少しずつ秋が進んで9月も後半。初夏から梅雨、盛夏、初秋と長い期間、しゃりっ、ひやっとした風合いの着物を着てきたせいか、優しい真綿紬の単衣が格別に感じられます。
山形県の置賜地域、白鷹・長井・米沢で織られる紬は昔から質がよいことで知られています。それぞれの産地ごとに特色がありますが、ことに紅花染めは米沢が盛んで、紅花紬といえば米沢が思い浮かびます。

惜しまず着られた真綿紬の気持ちよさ

知り合いのお母様が普段着として長い間着てこられたこの着物は、余分な内揚げもなく、このままジャストサイズで着られる人に譲りたいとのことで、体型がよく似ている私のところにやってきました。惜しまず着られた真綿紬はふんわりと気持ちよく、ピンクとイエローが混じった繊細な格子が、ブルーを柔らかく見せてくれます。

どこの産地のどういう紬かはよくわからないと言われましたが、私にとってそれは大した問題ではなく、この色と着心地は爽やかな秋に欠かせないものとなりました。

最初はいただいたバチ衿のまま着ていましたが、お手入れに出すついでに広衿に仕立て直すことに。そのとき、悉皆の方が「いい置賜ですね。紅花ですよ」と教えてくれて、出自がわかったのです。

いただいたとき、たとう紙に「ながい」と手書きされていて、それが私には「長い」なのか「永井」なのか不明だったのですが、ようやく謎が解けました。長井紬の「長井」なのでしょう。米沢の方にお聞きしたところ、長井でも紅花を使う織元があるようで、間違いなさそうです。

紅花は、古来より口紅や頬紅などの化粧品、食用油や食品の色付け、薬品としても使われてきました。別名の「末摘花」は源氏物語で知られ、和歌にも多く詠まれています。

でも、「紅の花」だというのに、実は紅花の色素の99%は黄色(サフロールイエロー)、紅色(カルタミン)はたった1%に過ぎません。

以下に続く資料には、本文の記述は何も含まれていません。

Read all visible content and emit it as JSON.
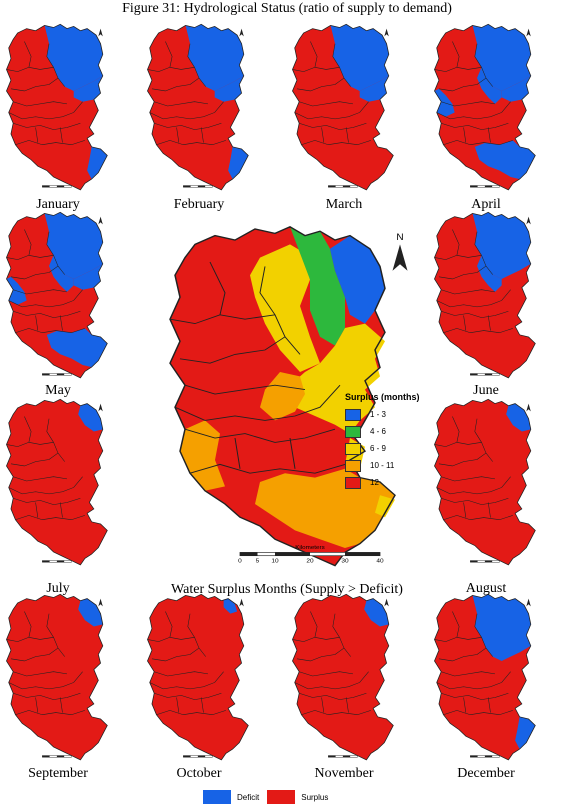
{
  "title": "Figure 31: Hydrological Status  (ratio of supply to demand)",
  "colors": {
    "deficit": "#1763e6",
    "surplus": "#e31a16",
    "c1_3": "#1763e6",
    "c4_6": "#2db83d",
    "c6_9": "#f2d100",
    "c10_11": "#f5a000",
    "c12": "#e31a16",
    "boundary": "#222222"
  },
  "months": [
    {
      "label": "January",
      "deficit_zones": [
        "north",
        "east",
        "southeast"
      ]
    },
    {
      "label": "February",
      "deficit_zones": [
        "north",
        "east",
        "southeast"
      ]
    },
    {
      "label": "March",
      "deficit_zones": [
        "north",
        "east"
      ]
    },
    {
      "label": "April",
      "deficit_zones": [
        "north",
        "east",
        "center",
        "west",
        "south"
      ]
    },
    {
      "label": "May",
      "deficit_zones": [
        "north",
        "east",
        "center",
        "west",
        "south"
      ]
    },
    {
      "label": "June",
      "deficit_zones": [
        "north",
        "center"
      ]
    },
    {
      "label": "July",
      "deficit_zones": [
        "ne_corner"
      ]
    },
    {
      "label": "August",
      "deficit_zones": [
        "ne_corner"
      ]
    },
    {
      "label": "September",
      "deficit_zones": [
        "ne_corner"
      ]
    },
    {
      "label": "October",
      "deficit_zones": [
        "ne_tiny"
      ]
    },
    {
      "label": "November",
      "deficit_zones": [
        "ne_corner"
      ]
    },
    {
      "label": "December",
      "deficit_zones": [
        "north",
        "southeast"
      ]
    }
  ],
  "main_map": {
    "subtitle": "Water Surplus Months (Supply > Deficit)",
    "legend_title": "Surplus (months)",
    "classes": [
      {
        "label": "1 - 3",
        "color": "#1763e6"
      },
      {
        "label": "4 - 6",
        "color": "#2db83d"
      },
      {
        "label": "6 - 9",
        "color": "#f2d100"
      },
      {
        "label": "10 - 11",
        "color": "#f5a000"
      },
      {
        "label": "12",
        "color": "#e31a16"
      }
    ],
    "scale_unit": "Kilometers",
    "scale_ticks": [
      "0",
      "5",
      "10",
      "20",
      "30",
      "40"
    ],
    "north": "N"
  },
  "legend": {
    "deficit_label": "Deficit",
    "surplus_label": "Surplus"
  }
}
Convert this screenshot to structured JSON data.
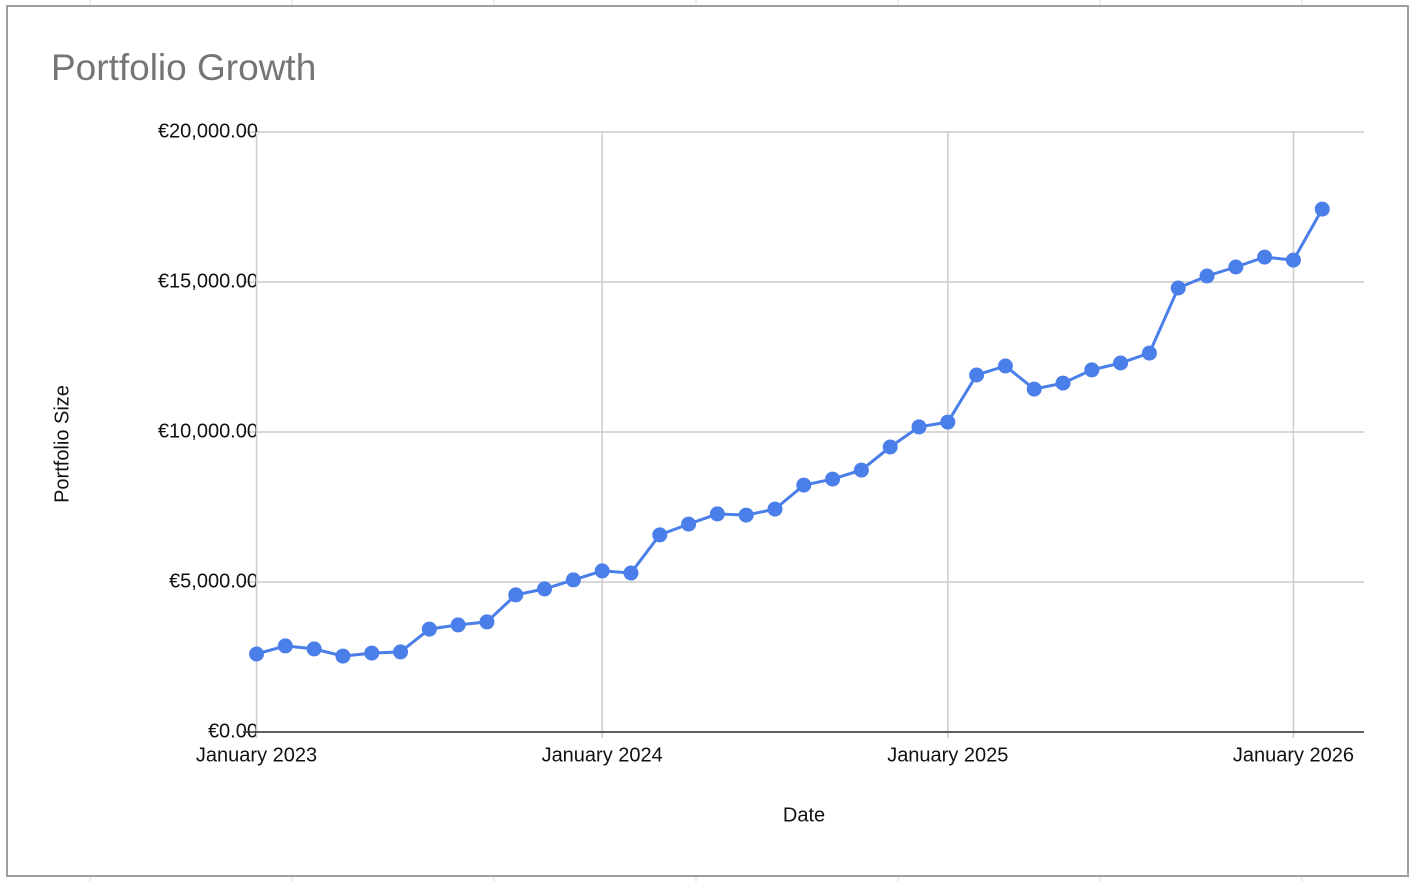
{
  "chart_data": {
    "type": "line",
    "title": "Portfolio Growth",
    "xlabel": "Date",
    "ylabel": "Portfolio Size",
    "x": [
      "2023-01",
      "2023-02",
      "2023-03",
      "2023-04",
      "2023-05",
      "2023-06",
      "2023-07",
      "2023-08",
      "2023-09",
      "2023-10",
      "2023-11",
      "2023-12",
      "2024-01",
      "2024-02",
      "2024-03",
      "2024-04",
      "2024-05",
      "2024-06",
      "2024-07",
      "2024-08",
      "2024-09",
      "2024-10",
      "2024-11",
      "2024-12",
      "2025-01",
      "2025-02",
      "2025-03",
      "2025-04",
      "2025-05",
      "2025-06",
      "2025-07",
      "2025-08",
      "2025-09",
      "2025-10",
      "2025-11",
      "2025-12",
      "2026-01",
      "2026-02"
    ],
    "values": [
      2600,
      2870,
      2770,
      2530,
      2630,
      2670,
      3430,
      3570,
      3670,
      4570,
      4770,
      5070,
      5370,
      5300,
      6570,
      6930,
      7270,
      7230,
      7430,
      8230,
      8430,
      8730,
      9500,
      10170,
      10330,
      11900,
      12200,
      11430,
      11630,
      12070,
      12300,
      12630,
      14800,
      15200,
      15500,
      15830,
      15730,
      17430
    ],
    "color": "#4a7ee8",
    "xticks": [
      {
        "value": "2023-01",
        "label": "January 2023"
      },
      {
        "value": "2024-01",
        "label": "January 2024"
      },
      {
        "value": "2025-01",
        "label": "January 2025"
      },
      {
        "value": "2026-01",
        "label": "January 2026"
      }
    ],
    "ylim": [
      0,
      20000
    ],
    "yticks": [
      {
        "value": 0,
        "label": "€0.00"
      },
      {
        "value": 5000,
        "label": "€5,000.00"
      },
      {
        "value": 10000,
        "label": "€10,000.00"
      },
      {
        "value": 15000,
        "label": "€15,000.00"
      },
      {
        "value": 20000,
        "label": "€20,000.00"
      }
    ],
    "grid": true
  }
}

その染料づくりは夏の夜明けの花摘みから始まります。アザミのように棘のある葉に守られているため、朝露で棘が柔らかいうちに摘むのです。すぐに水洗いし、桶に入れ、発酵しやすいように素足で踏みつけたあと、ゴザやセイロに広げて「花蒸し」します。花の色が赤みを帯びたら、お餅つきのように臼に入れ杵でついて。手で丸めてぎゅっと水気を絞り、煎餅状に潰したものが「紅花餅」といわれる紅花染めの原料です。保存状態がよければ、100年も200年も持つというのですから、発酵の偉大さを思い知らされます。

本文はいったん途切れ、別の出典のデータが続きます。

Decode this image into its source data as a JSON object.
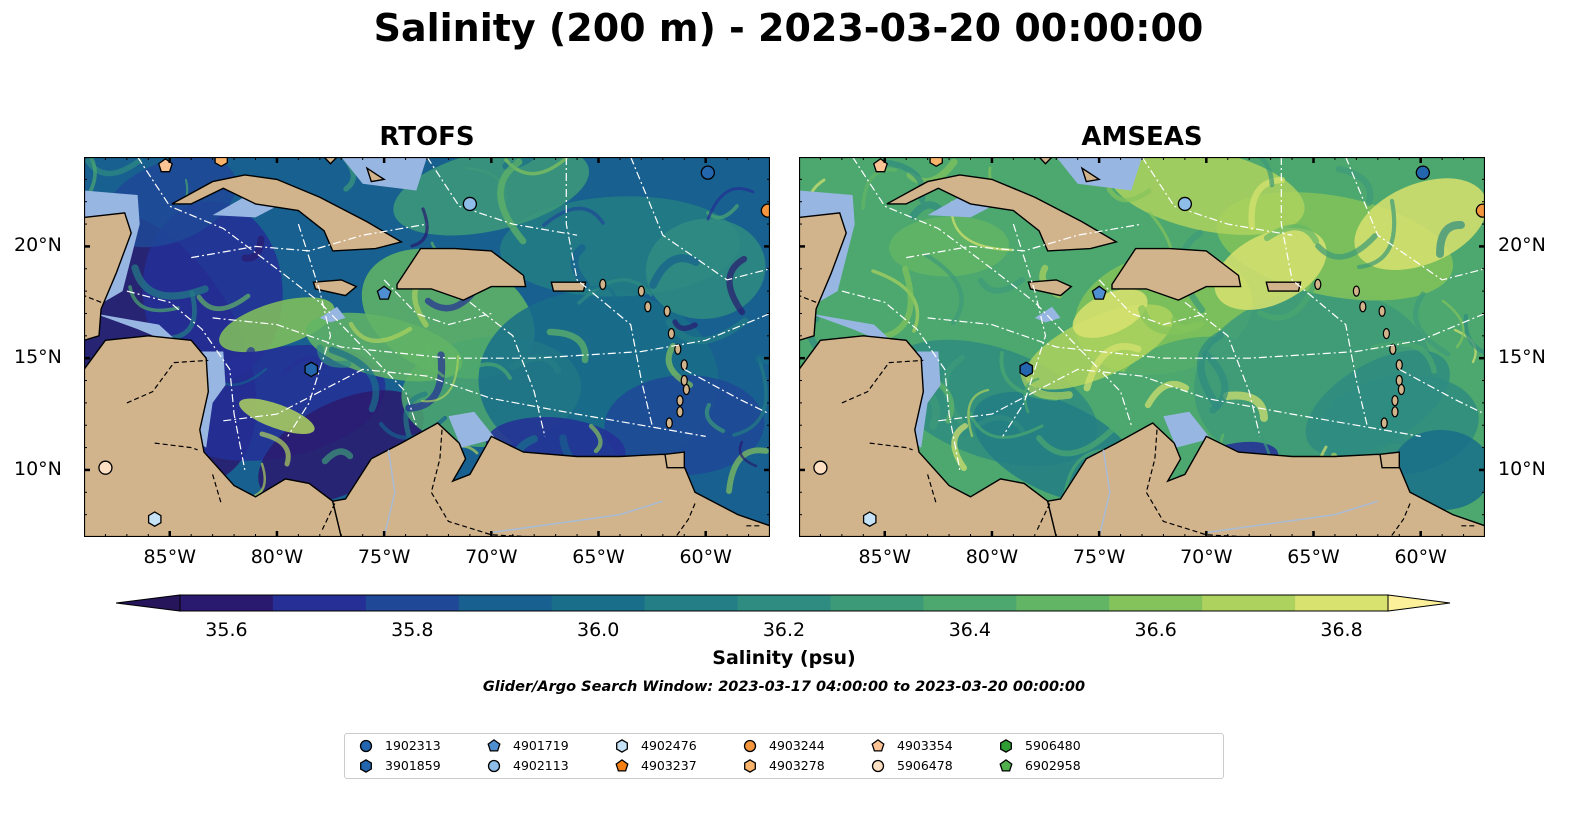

黄色い色素は水に溶け、紅色は水ではなくアルカリに溶けるという性質を利用し、ワラの灰汁(アルカリ性)に入れることで、わずかな紅色を抽出。古のお姫様が大事そうに紅をさしたのは、女心の表出とともに、実際のところその希少性にあったのかもしれません。

紅花餅から得られた紅色がふんだんに使われた着物は、夢のように素敵です。
米沢で養蚕から糸作り、草木の栽培に染料作り、糸染め、織りまで全てを自らの手で行う、染織作家・山岸幸一さんの紅花着物を着たモデルの田沢美亜さんにお会いしたことがありますが、女の人を内から輝かせるピンクのグラデーションは、見る人をも幸せオーラで包んでくれるかのよう。美亜さんの美しさと相まって、ひととき現実を忘れ、ぼーっとしたほどです。

私の単衣には、紅色はほんの少ししか使われていません。あとは紅花の黄色、藍の水色。でも、わずかにピンクとイエローが入っているからこそ、ブルーが暖かなのです。いつもは男子だけの集まりに、女子が何人か入るだけで場の雰囲気も話題も変わるように、紅花の色素が空気を和らげる。ピンクは草木染めにおいても、やはり女王様なのだなあと思わされます。

帯は洛風林の八寸帯をのせて

春から初夏には、十薬の型染めや藍の帯などを合わせますが、秋はちょっとシックに。雲がたなびく工芸帯地『洛風林』の八寸は、この季節にいちばんよく締める帯です。

洛風林は初代・堀江武氏が1952年に創業した帯のブランド。西陣織の技法にシルクロードやアフリカ、中南米のプリミティブなモチーフを載せ、大らかで愛らしい美の世界を描き出します。

2018年、『洛風林の愛すべき世界の文様展』を京都で拝見し、今年の夏は資料館をお訪ねしましたが、世界各地で蒐集した織物や古裂の数々は圧巻。結婚のお祝いに家族や親族が手分けして織り上げた中近東の色鮮やかなラグ、エジプトのコプト神が描かれた色褪せた布など、堀江氏のフィルターを通して集められた工芸、民芸の品々を見ていると、時代も地域も超えて、善きものは真実に美しいのだと実感します。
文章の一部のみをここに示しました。